Internet Actu - jeu, 07/09/2017 - 12:00

23andMe a-t-il du souci à se faire ? Une nouvelle génération d’entreprises se consacrant à la génomique personnelle est en train de voir le jour, et parmi elles Helix, à laquelle la Technology Review a consacré un récent article. Helix utilise une technique de « vrai » séquençage de l’ADN, et non de génotypage comme le fait aujourd’hui 23andMe, et se montre en mesure de fournir, pour 80$, une lecture de l’exome, c’est-à-dire une portion de l’ADN bien plus importante que celle proposée aujourd’hui par la société d’Anne Wojcicki. Mais pour la revue du MIT, l’originalité d’Helix tient à ce qu’elle appelle un App store pour l’ADN. En effet, explique l’article, les compagnies de génomique classique fonctionnent en une seule étape. On envoie sa salive, puis on reçoit les résultats une bonne fois pour toutes. Helix se veut une plateforme ouverte à des développeurs externes qui fabriqueront des applications susceptibles de donner certaines informations précises sur le contenu de notre génome. Par exemple, la société Exploragen se propose d’analyser les rythmes de sommeil. Insitome de son côté va découvrir la proportion de gènes néandertaliens au sein d’un ADN…

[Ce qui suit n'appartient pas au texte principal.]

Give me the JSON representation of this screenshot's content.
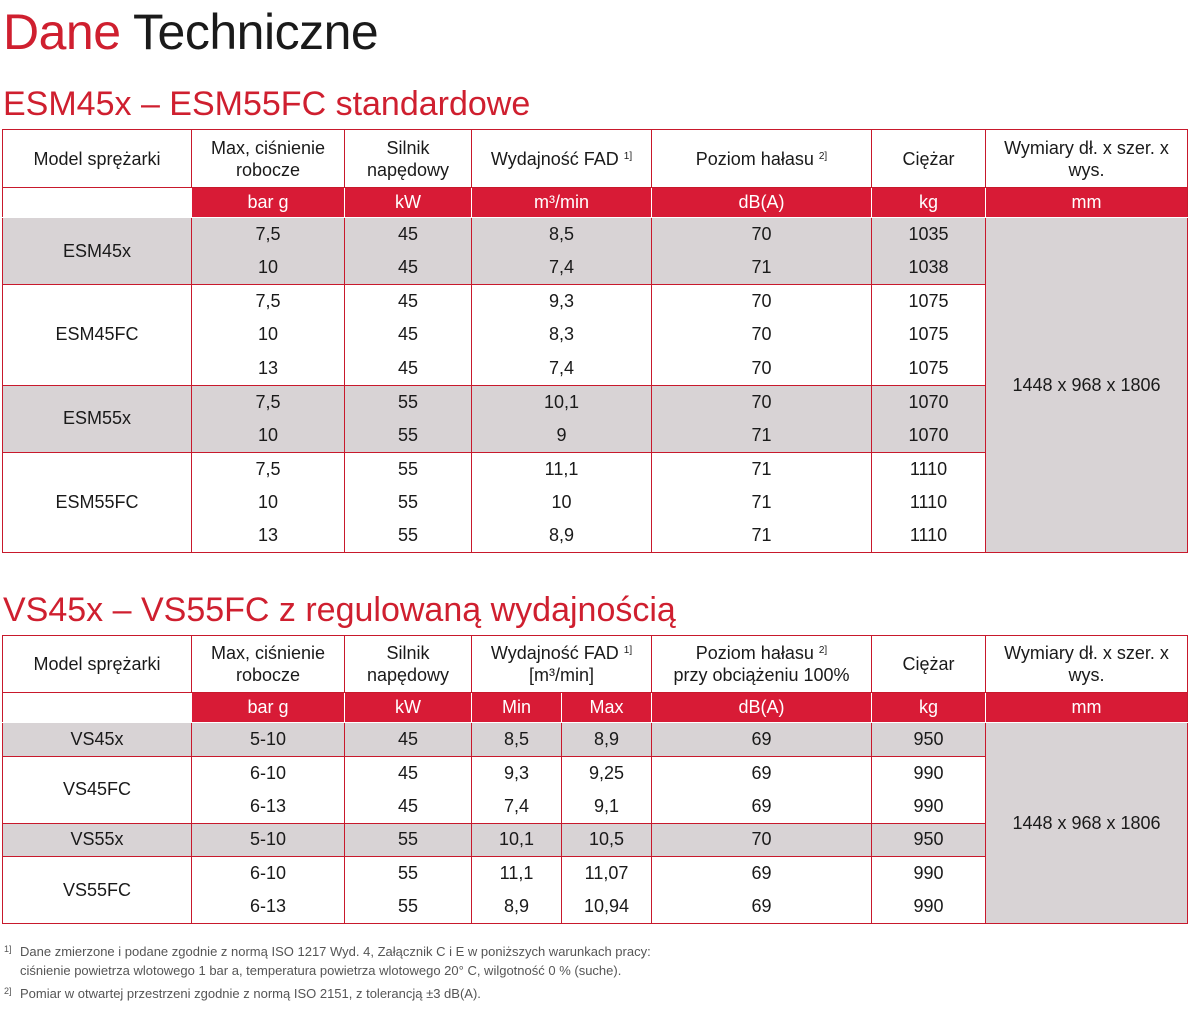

Évidemment, comme tout ce qui touche à ce domaine très controversé, des questions d’éthique et de risque se posent (comme le fait de devoir payer un loyer à vie pour pouvoir accéder à notre propre code génétique et bénéficier des avancées de la médecine, comme s’en inquiète le professeur de marketing, Christophe Benavent sur son blog). Lorsque tous les résultats sont concentrés au sein d’une même société, on peut à la limite tenter d’avoir un peu de contrôle. Mais dans un système décentralisé, qui va vérifier le sérieux des applications ?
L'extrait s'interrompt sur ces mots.